1. Field of the Invention
This invention pertains to seismic surveying gathering systems and more particularly to such a system employing radio communications between the field data acquisitions units and a central recording station wherein part of the electronics for the central station is carried as an electronic package by a tethered blimp.
2. Description of the Prior Art
The use of radio links for the communication network required between remote or field data acquisition units for detectors and the command or central data gathering and recording station is becoming increasingly popular with the increasingly difficult geographical terrains now being encountered. That is, with the increasing pressure to survey for oil and gas supplies, more and more difficult and remote areas of the world are being explored for this purpose. Conventional cable connections previously employed are becoming increasingly difficult or impractical to use.
The most effective gathering system employing radio communications uses an airborne-installed central station, such as described in patent application Ser. No. 48,393, filed June 14, 1979, and commonly assigned with the present application. The detector arrays which are uniformly located for regular and complete coverage, often locate some individual detectors in ground swells, in swamps, behind hills and otherwise makes line-of-sight radio communications difficult to impossible without the use of an airborne central station. With an airborne central station, however, line-of-sight is assured and the high frequencies that are allocated for use by the FCC can be utilized.
However, it is well known that using an airplane is expensive. Moreover, airplanes are complicated machinery and are subject to maintenance and repair problems that result in sometimes more than occasional down time. Furthermore, operating an airplane can be hazardous and should a plane crash, there would be expected long delays in running a survey as well as the expense of replacing the aircraft and the equipment.

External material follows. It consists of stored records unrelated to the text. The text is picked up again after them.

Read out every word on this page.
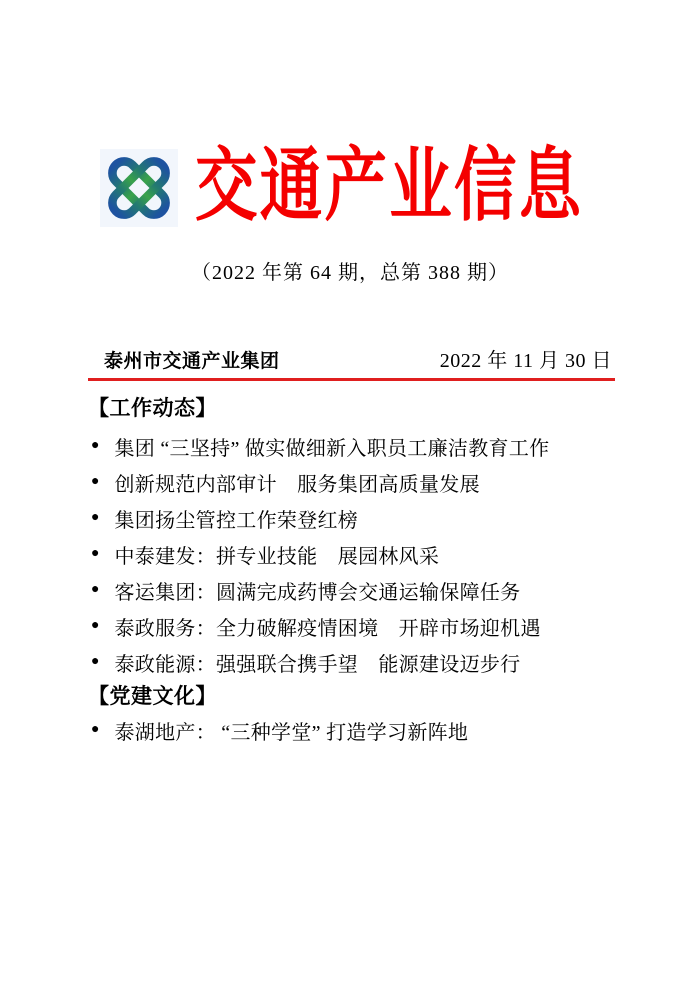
交通产业信息
（2022 年第 64 期，总第 388 期）
泰州市交通产业集团	2022 年 11 月 30 日
【工作动态】
● 集团 “三坚持” 做实做细新入职员工廉洁教育工作
● 创新规范内部审计　服务集团高质量发展
● 集团扬尘管控工作荣登红榜
● 中泰建发：拼专业技能　展园林风采
● 客运集团：圆满完成药博会交通运输保障任务
● 泰政服务：全力破解疫情困境　开辟市场迎机遇
● 泰政能源：强强联合携手望　能源建设迈步行
【党建文化】
● 泰湖地产： “三种学堂” 打造学习新阵地
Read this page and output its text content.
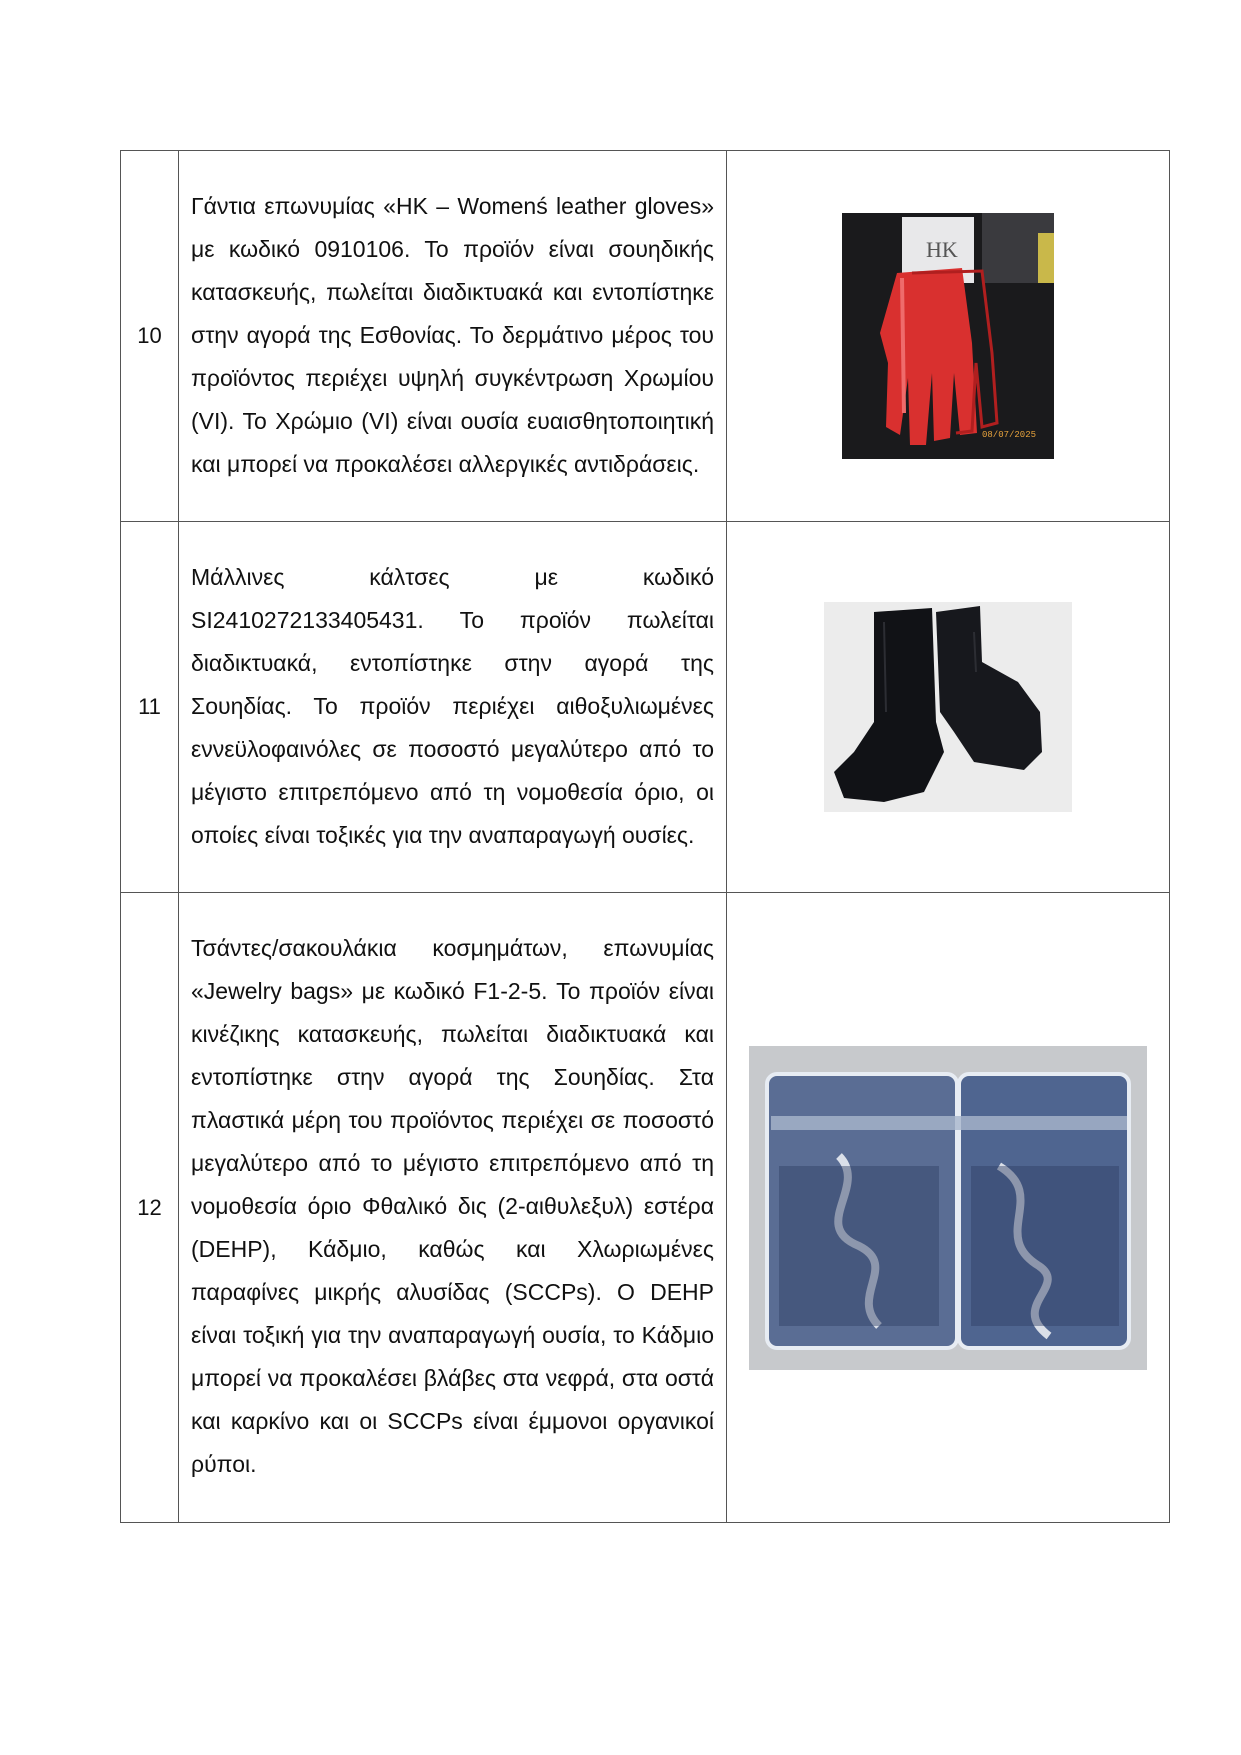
10	Γάντια επωνυμίας «HK – Womenś leather gloves» με κωδικό 0910106. Το προϊόν είναι σουηδικής κατασκευής, πωλείται διαδικτυακά και εντοπίστηκε στην αγορά της Εσθονίας. Το δερμάτινο μέρος του προϊόντος περιέχει υψηλή συγκέντρωση Χρωμίου (VI). Το Χρώμιο (VI) είναι ουσία ευαισθητοποιητική και μπορεί να προκαλέσει αλλεργικές αντιδράσεις.	HK
08/07/2025

11	Μάλλινες κάλτσες με κωδικό SI2410272133405431. Το προϊόν πωλείται διαδικτυακά, εντοπίστηκε στην αγορά της Σουηδίας. Το προϊόν περιέχει αιθοξυλιωμένες εννεϋλοφαινόλες σε ποσοστό μεγαλύτερο από το μέγιστο επιτρεπόμενο από τη νομοθεσία όριο, οι οποίες είναι τοξικές για την αναπαραγωγή ουσίες.

12	Τσάντες/σακουλάκια κοσμημάτων, επωνυμίας «Jewelry bags» με κωδικό F1-2-5. Το προϊόν είναι κινέζικης κατασκευής, πωλείται διαδικτυακά και εντοπίστηκε στην αγορά της Σουηδίας. Στα πλαστικά μέρη του προϊόντος περιέχει σε ποσοστό μεγαλύτερο από το μέγιστο επιτρεπόμενο από τη νομοθεσία όριο Φθαλικό δις (2-αιθυλεξυλ) εστέρα (DEHP), Κάδμιο, καθώς και Χλωριωμένες παραφίνες μικρής αλυσίδας (SCCPs). Ο DEHP είναι τοξική για την αναπαραγωγή ουσία, το Κάδμιο μπορεί να προκαλέσει βλάβες στα νεφρά, στα οστά και καρκίνο και οι SCCPs είναι έμμονοι οργανικοί ρύποι.
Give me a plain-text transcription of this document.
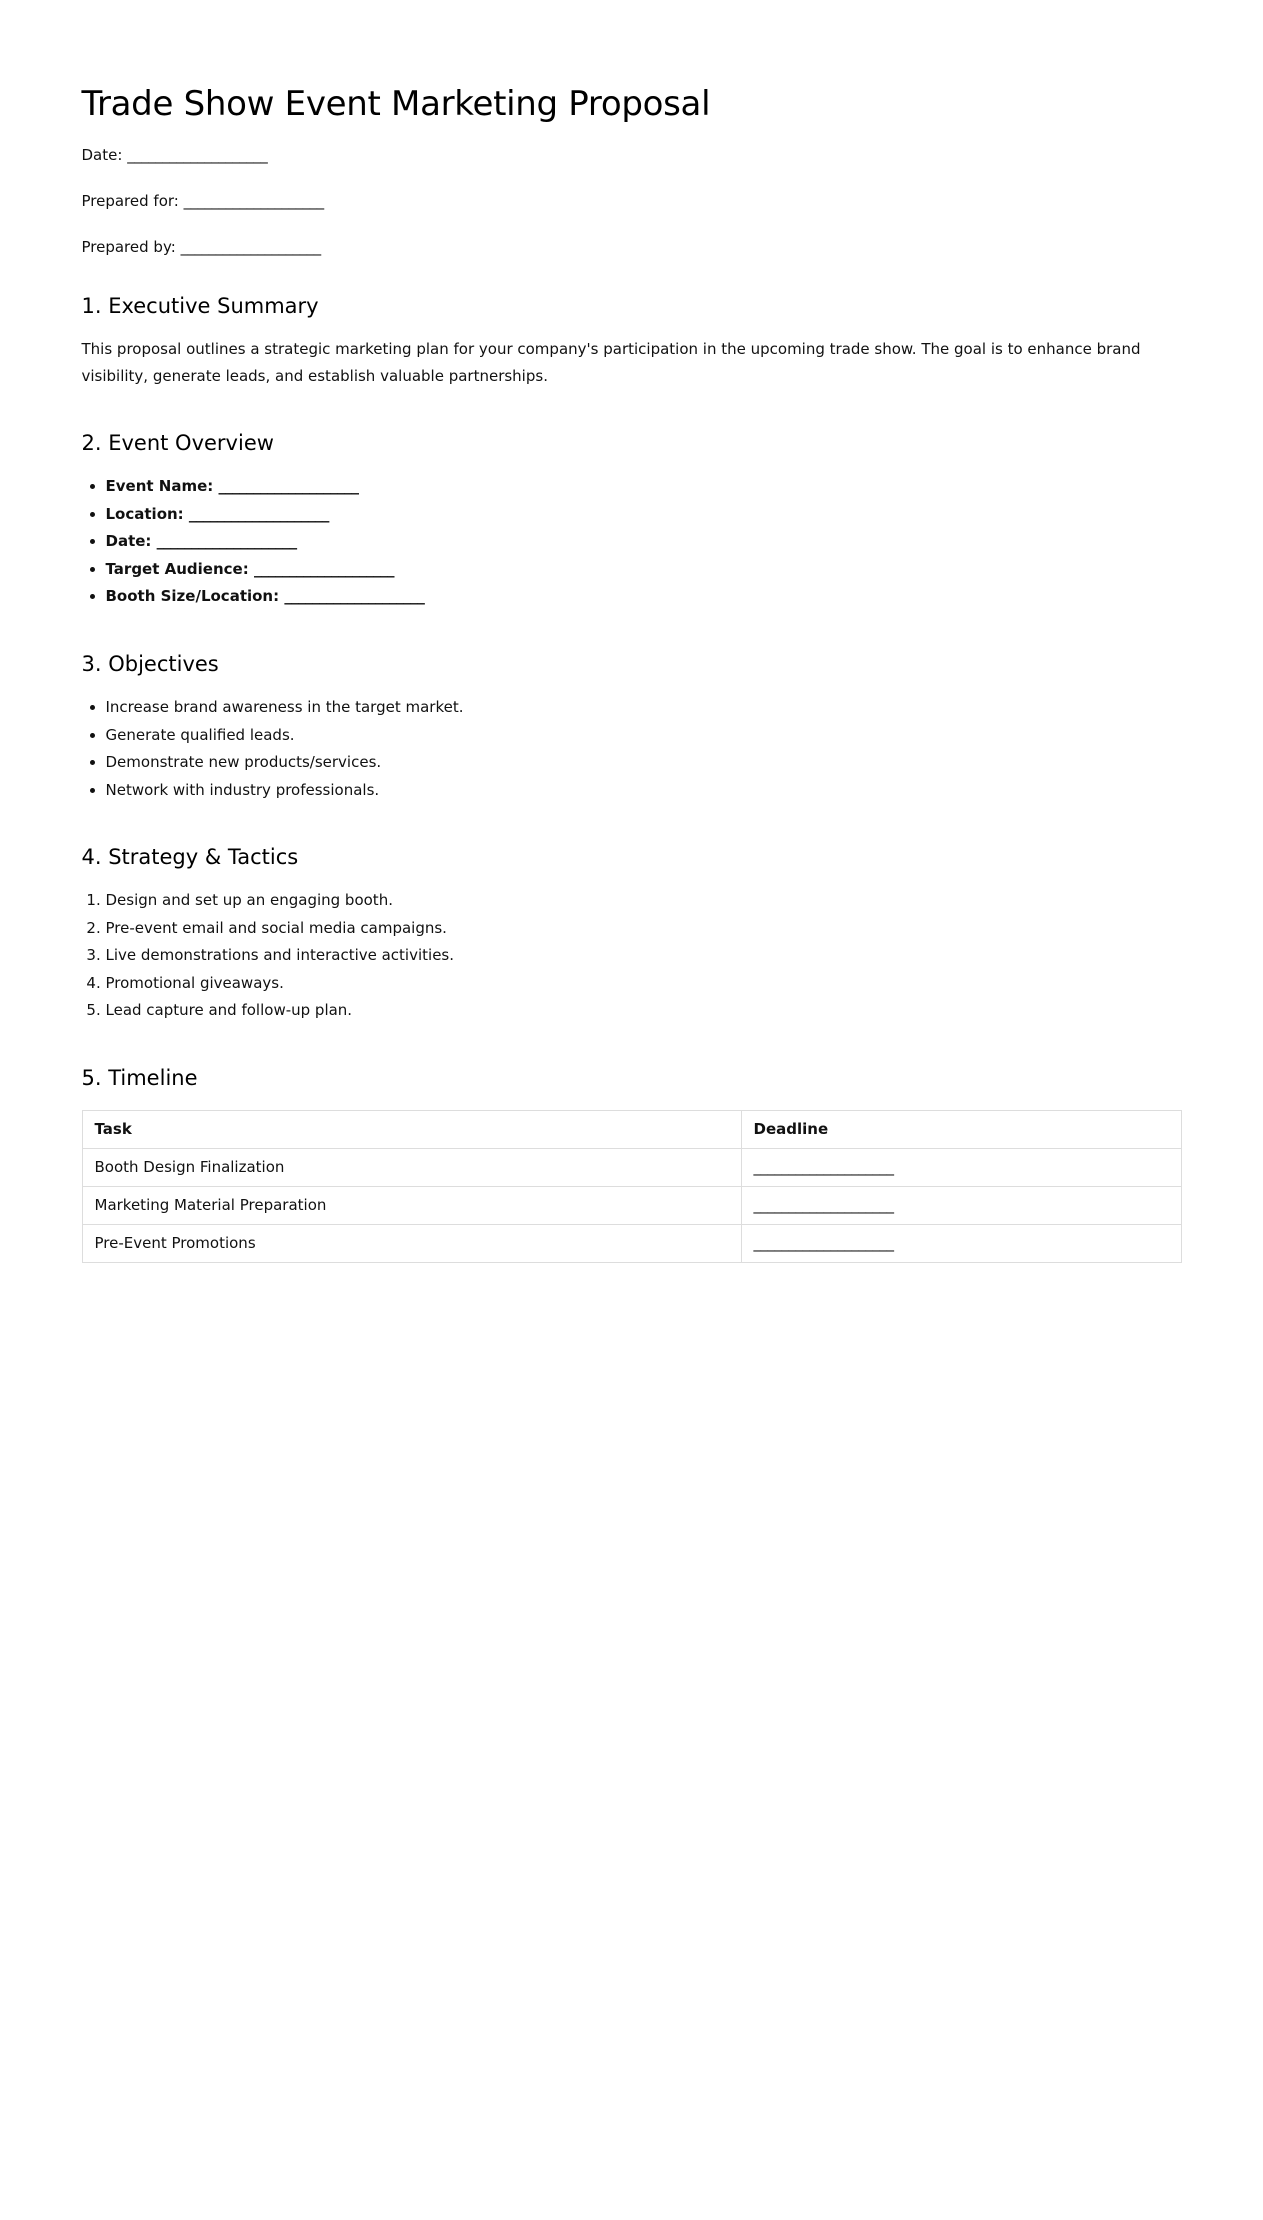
Trade Show Event Marketing Proposal

Date: ____________________

Prepared for: ____________________

Prepared by: ____________________

1. Executive Summary

This proposal outlines a strategic marketing plan for your company's participation in the upcoming trade show. The goal is to enhance brand visibility, generate leads, and establish valuable partnerships.

2. Event Overview
• Event Name: ____________________
• Location: ____________________
• Date: ____________________
• Target Audience: ____________________
• Booth Size/Location: ____________________
3. Objectives
• Increase brand awareness in the target market.
• Generate qualified leads.
• Demonstrate new products/services.
• Network with industry professionals.
4. Strategy & Tactics
1. Design and set up an engaging booth.
2. Pre-event email and social media campaigns.
3. Live demonstrations and interactive activities.
4. Promotional giveaways.
5. Lead capture and follow-up plan.
5. Timeline
Task	Deadline
Booth Design Finalization	____________________
Marketing Material Preparation	____________________
Pre-Event Promotions	____________________
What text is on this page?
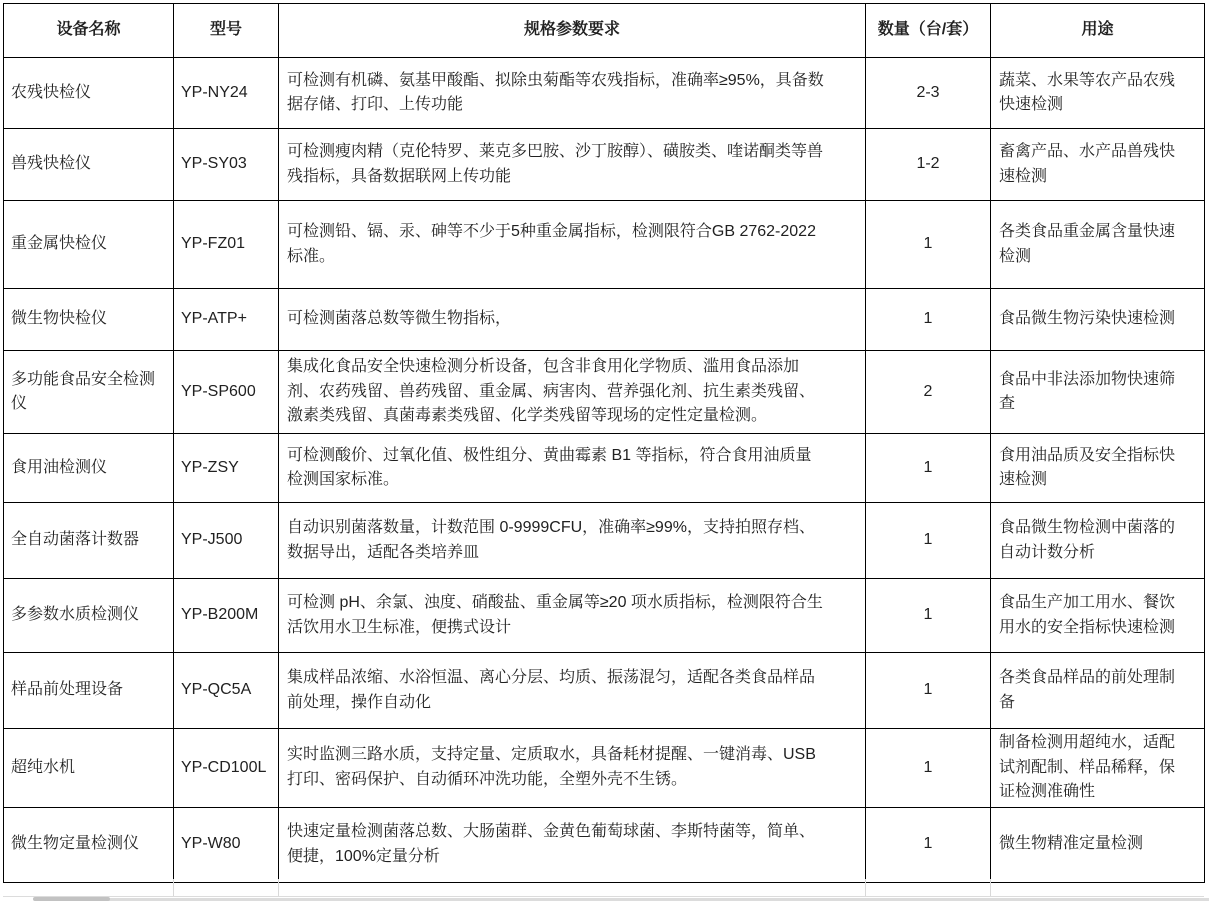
设备名称	型号	规格参数要求	数量（台/套）	用途
农残快检仪	YP-NY24	可检测有机磷、氨基甲酸酯、拟除虫菊酯等农残指标，准确率≥95%，具备数据存储、打印、上传功能	2-3	蔬菜、水果等农产品农残快速检测
兽残快检仪	YP-SY03	可检测瘦肉精（克伦特罗、莱克多巴胺、沙丁胺醇）、磺胺类、喹诺酮类等兽残指标，具备数据联网上传功能	1-2	畜禽产品、水产品兽残快速检测
重金属快检仪	YP-FZ01	可检测铅、镉、汞、砷等不少于5种重金属指标，检测限符合GB 2762-2022标准。	1	各类食品重金属含量快速检测
微生物快检仪	YP-ATP+	可检测菌落总数等微生物指标，	1	食品微生物污染快速检测
多功能食品安全检测仪	YP-SP600	集成化食品安全快速检测分析设备，包含非食用化学物质、滥用食品添加剂、农药残留、兽药残留、重金属、病害肉、营养强化剂、抗生素类残留、激素类残留、真菌毒素类残留、化学类残留等现场的定性定量检测。	2	食品中非法添加物快速筛查
食用油检测仪	YP-ZSY	可检测酸价、过氧化值、极性组分、黄曲霉素 B1 等指标，符合食用油质量检测国家标准。	1	食用油品质及安全指标快速检测
全自动菌落计数器	YP-J500	自动识别菌落数量，计数范围 0-9999CFU，准确率≥99%，支持拍照存档、数据导出，适配各类培养皿	1	食品微生物检测中菌落的自动计数分析
多参数水质检测仪	YP-B200M	可检测 pH、余氯、浊度、硝酸盐、重金属等≥20 项水质指标，检测限符合生活饮用水卫生标准，便携式设计	1	食品生产加工用水、餐饮用水的安全指标快速检测
样品前处理设备	YP-QC5A	集成样品浓缩、水浴恒温、离心分层、均质、振荡混匀，适配各类食品样品前处理，操作自动化	1	各类食品样品的前处理制备
超纯水机	YP-CD100L	实时监测三路水质，支持定量、定质取水，具备耗材提醒、一键消毒、USB 打印、密码保护、自动循环冲洗功能，全塑外壳不生锈。	1	制备检测用超纯水，适配试剂配制、样品稀释，保证检测准确性
微生物定量检测仪	YP-W80	快速定量检测菌落总数、大肠菌群、金黄色葡萄球菌、李斯特菌等，简单、便捷，100%定量分析	1	微生物精准定量检测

Electronics have been carried by unmanned airborne vehicles in applications where it was advantageous to have a high elevation communications terminal and other electrical components. For example, weather balloons carry instruments for sampling the environment and transmitting certain findings back to a land-based or ground receiver. Such balloons are, of course, not tethered and are not controlled or powered or signalled in any way through the use of cables. Moreover, such balloons are not controlled as to location nor do they operate intimately with an electronics package which is partly ground based and partly air-launched. Furthermore, such a balloon, if tethered, would tend to lie over at an acute angle to the earth in steady winds and would not attain the desirable high altitude and nearly vertical attitude of an aerodynamically shaped blimp.
Balloons have been used to enhance communications, particularly voice communications, in some military applications. Such balloons have carried only the rather long wire antennas that are required when communicating at relatively low frequencies, for example, below 30 MHz. It is not believed that any such balloons have carried appreciable electronics controllable from the ground, nor that they have had components including a small battery to optimize operations while minimizing the effects of power losses both to and from the balloon-carried components. Moreover, no known balloon antenna system has been operable in the 70+ MHz range contemplated for the system described herein.
Therefore, it is a feature of the present invention to provide an improved seismic survey gathering system wherein part of the central station electronics can be airborne without the use of an airplane.
It is another feature of the present invention to provide an improved seismic survey gathering system utilizing a blimp for carrying some of the electronic elements of the central station.
It is still another feature of the present invention to provide an improved seismic survey gathering system whereby the central station thereof is heliportable, and in which part of the central station is launchable via a tethered blimp, thereby providing the advantages of an airplane-installed central station without the disadvantages of high cost of operation and unreliability of airplane availability.